I hate that Will is seen as some sort of martyr for wanting to die –that millions of people applaud Moyes for writing a book and adapting a screenplay that sheds light on the importance of freedom of choice. She’s being thanked and cheered on the world over for creating a character with a disability that is ‘also sexy’ and has the bravery to make decisions about his own fate, regardless of what everyone else thinks.

I saw an interview recently where Moyes said that the most important thing about her story was to look past Will’s disability and see him as a person, to appreciate his outlook on life –which is really hard to do, considering he doesn’t have one- and to see that his disability is in fact the least interesting thing about him –which is also ironic, since the entire movie focuses on Will’s crushing depression and his inability to accept the idea that life in a wheelchair is not synonymous with death.
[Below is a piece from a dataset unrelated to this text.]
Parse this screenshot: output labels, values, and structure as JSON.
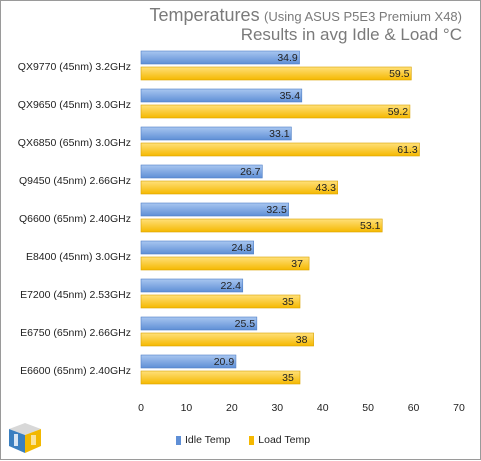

At the end of the day, if a movie were made about an able-bodied, depressed and suicidal person campaigning for the right to assisted-suicide there would be unanimous outcries of rage –that movie would never be made, much less loved. Physician-assisted suicide is serious; depression is serious; suicidal intention is serious; sustaining a spinal cord injury and dealing with the ramifications of that are serious. To me, the fact that Will Traynor is easy on the eyes is the last thing on my mind. His story is serious matter –I don’t really care if he’s sexy.

The film’s tagline is to live boldly. I do live boldly, by doing something that Will couldn’t find the strength and possibly wasn’t even given the appropriate psychological support to do –I live boldly by living.